Entrando nello specifico, come giudica le ordinanze dei tribunali per spingere gli Spedali Civili di Brescia a continuare queste cure?
Non mi sono mai occupato direttamente della vicenda. Tuttavia ho seguito quanto dichiarato dall’Ordine dei medici di Brescia, nonché dal ministero della Salute. Dal punto di vista scientifico quanto sta accadendo è inaccettabile: si sta somministrando una cosa che non si sa bene cosa sia, che non ha alcun crisma di riproducibilità. Potrebbero essere anche sostanze dannose. Allora dico: è un errore “normare” queste cose attraverso un tribunale. I giudici svolgono funzioni importantissime, ma occuparsi in questo modo di cose scientifiche è un errore da parte loro. Sono cose che non vanno regolate in un aula di tribunale, ma in sede scientifica, dottrinale, tra congressi. È comprensibile che i malati si attacchino a ogni minima speranza, però la medicina dovrebbero essere libera di seguire il proprio corso.
Tornando al nuovo giuramento, perché vi preoccupa la perdita della cosiddetta “alleanza terapeutica”?

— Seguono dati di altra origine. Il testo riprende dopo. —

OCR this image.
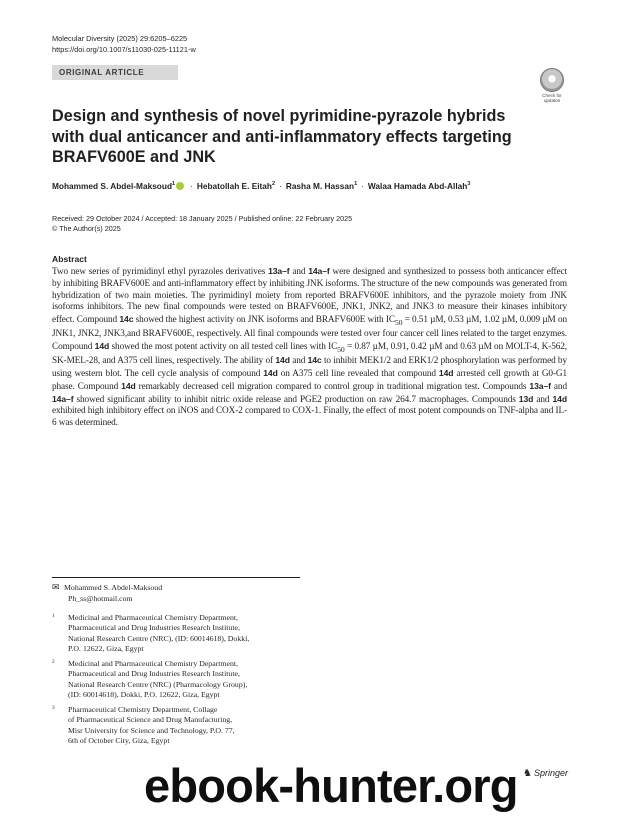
Molecular Diversity (2025) 29:6205–6225
https://doi.org/10.1007/s11030-025-11121-w
ORIGINAL ARTICLE
Check for
updates
Design and synthesis of novel pyrimidine-pyrazole hybrids with dual anticancer and anti-inflammatory effects targeting BRAFV600E and JNK
Mohammed S. Abdel-Maksoud$^1$ · Hebatollah E. Eitah$^2$ · Rasha M. Hassan$^1$ · Walaa Hamada Abd-Allah$^3$
Received: 29 October 2024 / Accepted: 18 January 2025 / Published online: 22 February 2025
© The Author(s) 2025
Abstract

Two new series of pyrimidinyl ethyl pyrazoles derivatives 13a–f and 14a–f were designed and synthesized to possess both anticancer effect by inhibiting BRAFV600E and anti-inflammatory effect by inhibiting JNK isoforms. The structure of the new compounds was generated from hybridization of two main moieties. The pyrimidinyl moiety from reported BRAFV600E inhibitors, and the pyrazole moiety from JNK isoforms inhibitors. The new final compounds were tested on BRAFV600E, JNK1, JNK2, and JNK3 to measure their kinases inhibitory effect. Compound 14c showed the highest activity on JNK isoforms and BRAFV600E with $IC_{50} = 0.51$ µM, 0.53 µM, 1.02 µM, 0.009 µM on JNK1, JNK2, JNK3,and BRAFV600E, respectively. All final compounds were tested over four cancer cell lines related to the target enzymes. Compound 14d showed the most potent activity on all tested cell lines with $IC_{50} = 0.87$ µM, 0.91, 0.42 µM and 0.63 µM on MOLT-4, K-562, SK-MEL-28, and A375 cell lines, respectively. The ability of 14d and 14c to inhibit MEK1/2 and ERK1/2 phosphorylation was performed by using western blot. The cell cycle analysis of compound 14d on A375 cell line revealed that compound 14d arrested cell growth at G0-G1 phase. Compound 14d remarkably decreased cell migration compared to control group in traditional migration test. Compounds 13a–f and 14a–f showed significant ability to inhibit nitric oxide release and PGE2 production on raw 264.7 macrophages. Compounds 13d and 14d exhibited high inhibitory effect on iNOS and COX-2 compared to COX-1. Finally, the effect of most potent compounds on TNF-alpha and IL-6 was determined.

✉ Mohammed S. Abdel-Maksoud
Ph_ss@hotmail.com
1 Medicinal and Pharmaceutical Chemistry Department,
Pharmaceutical and Drug Industries Research Institute,
National Research Centre (NRC), (ID: 60014618), Dokki,
P.O. 12622, Giza, Egypt
2 Medicinal and Pharmaceutical Chemistry Department,
Pharmaceutical and Drug Industries Research Institute,
National Research Centre (NRC) (Pharmacology Group),
(ID: 60014618), Dokki, P.O. 12622, Giza, Egypt
3 Pharmaceutical Chemistry Department, Collage
of Pharmaceutical Science and Drug Manufacturing,
Misr University for Science and Technology, P.O. 77,
6th of October City, Giza, Egypt
ebook-hunter.org ♞ Springer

Nel vecchio giuramento si parlava di questo concetto in maniera esplicita, nel nuovo è sostituito da una più generica “relazione di cura”. Qualcuno vede questo punto come il retaggio di una medicina passata, tuttavia credo sia un concetto mai compreso del tutto: l’alleanza terapeutica non è da intendere in un senso paternalistico. Piuttosto bisogna partire dal presupposto che c’è un medico e c’è un paziente, un terapeuta e una persona che necessita di aiuti e cure, e non possiamo nasconderci il fatto che il rapporto tra i due soggetti è asimmetrico. Questo non significa che la persona con un problema debba per forza avere una malattia grave: oggetto del rapporto può essere anche solo un comportamento adottato dal paziente, di cui discutere con un medico, come ad esempio il fumo. In ogni caso, il rapporto è sbilanciato, e questo non accade perché il medico è paternalista, ma semplicemente perché fa parte della dinamica di questa professione. La mia è solo una constatazione dei fatti: c’è una persona che ha bisogno di una cosa e un’altra che gliela può offrire. Negare questa cosa è sciocco. Dobbiamo “stringere” col paziente attraverso un rapporto di natura empatica per cercare di colmare questo iato, per rendere meno asimmetrico questo rapporto.